GRAND RAPIDS — “Beer before liquor, never sicker.” But how about beer with your liquor, in the same glass? It’s a more appetizing combination and, in Michigan, certainly an inevitable one.
The beer cocktail has evolved from the Irish car bombs of its frat days. It’s no longer just shots-in-pints to break the monotony of shots-after-pints. It’s porters and IPAs with gins and tequilas and liqueurs and olives. The rise of craft beer has led to the rise of the craft beer cocktail.
That being said, the more creative mixtures — with fancy cocktail names like Black Velvet and Sidewalker — aren’t always easy to find, even in Michigan. Brewpubs abound, but most don’t have a full bar. Often a Black and Tan is the most creative your neighborhood taproom can get.
But there’s one place in Grand Rapids at least that always has a few concoctions ready: Harmony Brewing Company.
Luke Schmidt, Harmony’s general manager, occasional bartender and cocktail creator, describes beer cocktails as “trendy,” but he adds that Harmony has always had some on their menu. “They’ve evolved a little over time, like everything here,” he says. And though the idea of beer cocktails sometimes meets with some hesitation, especially from patrons more familiar with standard cocktails and less inclined toward beer, most customers are more than willing to try one — and they aren’t disappointed.
Harmony’s beer cocktails fluctuate with the tap list. (That can mean quick turnover at a smaller brewpub, so check in often.) When we visited last week, there were two of the regulars on tap — the beergarita and the Proud Mary.
The beergarita combines whichever IPA is on tap (Fiddlestix or Crossroads), tequila, triple sec and lime juice. From a beer lover’s perspective, it’s better than a regular margarita — refreshing and tart, but with a heartier finish.
The Proud Mary is a Bloody Mary — vodka, tomato juice and some “secret ingredients” — mixed with Harmony’s Black Squirrel smoky porter. It’s a drink that’s almost a meal.
According to Schmidt, creating a beer cocktail is mostly a matter of common sense and taste buds. “It’s not like I’m a cocktail wizard,” he says. “I approach it just like cooking at home.”
That means mixing flavors that usually go well together, and at Harmony it also means collaboration and a lot of feedback before (and after) a drink lands on the menu.

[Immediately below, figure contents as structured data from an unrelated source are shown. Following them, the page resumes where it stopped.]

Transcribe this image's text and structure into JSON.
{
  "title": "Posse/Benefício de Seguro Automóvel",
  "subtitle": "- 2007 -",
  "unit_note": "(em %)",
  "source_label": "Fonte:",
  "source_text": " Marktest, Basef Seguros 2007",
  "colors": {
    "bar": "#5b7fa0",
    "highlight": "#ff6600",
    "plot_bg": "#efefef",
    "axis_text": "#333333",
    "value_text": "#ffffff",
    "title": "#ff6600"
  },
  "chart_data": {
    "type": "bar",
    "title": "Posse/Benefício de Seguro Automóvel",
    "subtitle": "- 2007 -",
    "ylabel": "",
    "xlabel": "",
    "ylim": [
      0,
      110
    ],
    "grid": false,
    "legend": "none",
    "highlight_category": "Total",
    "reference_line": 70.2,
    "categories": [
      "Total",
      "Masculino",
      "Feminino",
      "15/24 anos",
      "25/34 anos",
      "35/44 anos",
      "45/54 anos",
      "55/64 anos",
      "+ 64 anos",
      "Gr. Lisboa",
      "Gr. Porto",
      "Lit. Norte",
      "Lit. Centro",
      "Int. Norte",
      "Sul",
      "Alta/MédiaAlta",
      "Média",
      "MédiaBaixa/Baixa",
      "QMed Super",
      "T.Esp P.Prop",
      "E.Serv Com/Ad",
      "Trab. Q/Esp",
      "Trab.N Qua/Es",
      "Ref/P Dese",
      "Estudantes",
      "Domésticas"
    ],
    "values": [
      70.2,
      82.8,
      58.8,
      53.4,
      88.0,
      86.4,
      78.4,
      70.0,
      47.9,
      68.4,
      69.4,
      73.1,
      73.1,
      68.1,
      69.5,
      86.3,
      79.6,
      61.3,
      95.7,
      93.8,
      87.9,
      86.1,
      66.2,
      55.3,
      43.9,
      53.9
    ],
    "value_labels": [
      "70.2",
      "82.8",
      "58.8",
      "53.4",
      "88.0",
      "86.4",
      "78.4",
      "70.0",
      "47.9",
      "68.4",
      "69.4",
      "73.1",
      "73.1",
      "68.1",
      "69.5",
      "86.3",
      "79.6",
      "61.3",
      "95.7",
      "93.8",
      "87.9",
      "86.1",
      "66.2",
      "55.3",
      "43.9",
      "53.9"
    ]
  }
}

For those wishing to mix their own beer cocktails at home, Schmidt recommends enhancing a beer’s bitter side with something savory or balancing it with something sweet. Citrus flavors from liqueurs like triple sec are a natural complement to a hoppy beer.
But in the end, a healthy dose of trial and error is needed to achieve the perfect beer-liquor union. “It’s harder to come up with a beer cocktail than a regular cocktail, because beer is such a strong flavor,” Schmidt says.
So if you’re in the mood for some adventure, stock up on Michigan brews (both light and dark), unlock your liquor cabinet, grab some open-minded friends, and mix away.